Lamentação, por Giotto.| Foto: Reprodução/Wikimedia Commons

Há ao menos um sentido – claro – em que se poderia dizer que nosso tempo encontra-se embebido em cultura: nos usos mesmos do termo, que se entrelaçam, que evocam outros conceitos e o absorvem, que o fazem transbordar para outras esferas e dimensões da atuação humana.

Consideremos: pode-se falar de cultura como essa construção coletiva, quase documental, que os homens buscam tanto relativizar quanto absolutizar, rebaixar a modelos de degradação humana ou elevar como realização exemplar da civilização. Se o fazem, é porque lidam com valores, com o engenho de homens e mulheres, com transmissão de feitos – e assim ganham corpo expressões como “cultura europeia”, “cultura africana”, “cultura cristã”, “cultura medieval”, “cultura grega”, “cultura asiática”, num rol praticamente sem fim de recortes.

Mas a cultura vive: fala-se da cultura de nossos tempos e constroem-se “guerras culturais”, numa manifesta traição da cultura. A dinâmica dos valores, dos costumes, da moral, a relação da arte com esses mesmos valores, costumes e moral – para alguns, é tudo o que importa quando se trata da manifestação cultural e artística, que se faz então apêndice de projetos políticos, que torna-se arma em punho de ideologias.

Em alguma medida, porém, em algum momento, olhamos para nós mesmos.

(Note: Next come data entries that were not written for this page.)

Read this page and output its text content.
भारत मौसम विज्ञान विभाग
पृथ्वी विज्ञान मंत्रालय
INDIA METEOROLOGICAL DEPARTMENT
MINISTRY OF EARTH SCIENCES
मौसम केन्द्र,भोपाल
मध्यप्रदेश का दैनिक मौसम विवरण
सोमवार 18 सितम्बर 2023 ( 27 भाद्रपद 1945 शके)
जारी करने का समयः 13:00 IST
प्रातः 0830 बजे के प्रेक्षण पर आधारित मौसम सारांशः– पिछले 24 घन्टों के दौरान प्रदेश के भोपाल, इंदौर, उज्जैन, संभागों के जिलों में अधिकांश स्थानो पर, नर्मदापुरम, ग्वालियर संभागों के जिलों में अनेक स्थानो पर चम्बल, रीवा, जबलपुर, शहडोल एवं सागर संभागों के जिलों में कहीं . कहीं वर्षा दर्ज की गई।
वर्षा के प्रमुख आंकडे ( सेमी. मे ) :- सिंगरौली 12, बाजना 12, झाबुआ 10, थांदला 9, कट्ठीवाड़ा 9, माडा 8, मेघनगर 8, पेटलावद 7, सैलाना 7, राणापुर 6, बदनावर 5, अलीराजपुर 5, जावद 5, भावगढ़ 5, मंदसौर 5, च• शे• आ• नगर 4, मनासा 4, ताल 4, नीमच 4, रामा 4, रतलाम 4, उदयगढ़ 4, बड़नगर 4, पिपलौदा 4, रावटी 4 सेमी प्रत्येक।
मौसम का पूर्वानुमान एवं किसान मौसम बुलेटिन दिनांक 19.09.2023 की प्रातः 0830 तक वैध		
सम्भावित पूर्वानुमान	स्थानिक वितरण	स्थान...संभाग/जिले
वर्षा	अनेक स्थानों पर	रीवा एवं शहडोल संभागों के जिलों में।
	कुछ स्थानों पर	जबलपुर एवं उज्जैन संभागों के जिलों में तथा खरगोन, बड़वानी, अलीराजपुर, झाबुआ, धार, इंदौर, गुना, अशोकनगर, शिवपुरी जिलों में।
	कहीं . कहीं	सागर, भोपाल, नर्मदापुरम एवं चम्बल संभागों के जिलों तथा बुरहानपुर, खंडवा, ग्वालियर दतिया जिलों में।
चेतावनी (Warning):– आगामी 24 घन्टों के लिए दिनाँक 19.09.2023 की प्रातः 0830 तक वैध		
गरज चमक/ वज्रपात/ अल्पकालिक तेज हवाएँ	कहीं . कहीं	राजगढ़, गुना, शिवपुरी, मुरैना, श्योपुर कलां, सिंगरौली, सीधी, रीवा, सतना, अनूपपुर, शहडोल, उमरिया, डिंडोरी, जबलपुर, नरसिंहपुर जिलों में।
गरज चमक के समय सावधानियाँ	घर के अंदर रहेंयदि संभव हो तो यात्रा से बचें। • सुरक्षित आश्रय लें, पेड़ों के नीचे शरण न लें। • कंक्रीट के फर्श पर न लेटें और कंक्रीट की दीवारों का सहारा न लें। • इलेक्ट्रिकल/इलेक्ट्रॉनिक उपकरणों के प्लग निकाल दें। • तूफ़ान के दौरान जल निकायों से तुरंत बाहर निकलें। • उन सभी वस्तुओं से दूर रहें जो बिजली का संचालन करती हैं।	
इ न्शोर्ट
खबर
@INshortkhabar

Dizemos que queremos ser homens e mulheres de cultura, que há uma “alta cultura” a ser adquirida, que nossos filhos fariam bem em ser gente que busca “cultura”, que as escolas devem apresentar “cultura” a seus alunos. Há nesta cultura uma dimensão individual – a dimensão de uma “colheita” a ser feita por cada um, em ritmo próprio – que parece diferenciá-la do âmbito coletivo dos dois primeiros empregos. Esta nos é próxima, depende, em grandíssimo grau, de nós mesmos e só. Sobre ela temos relativo controle, a respeito dela podemos fazer planos, podemos tecer objetivos, escolher veredas.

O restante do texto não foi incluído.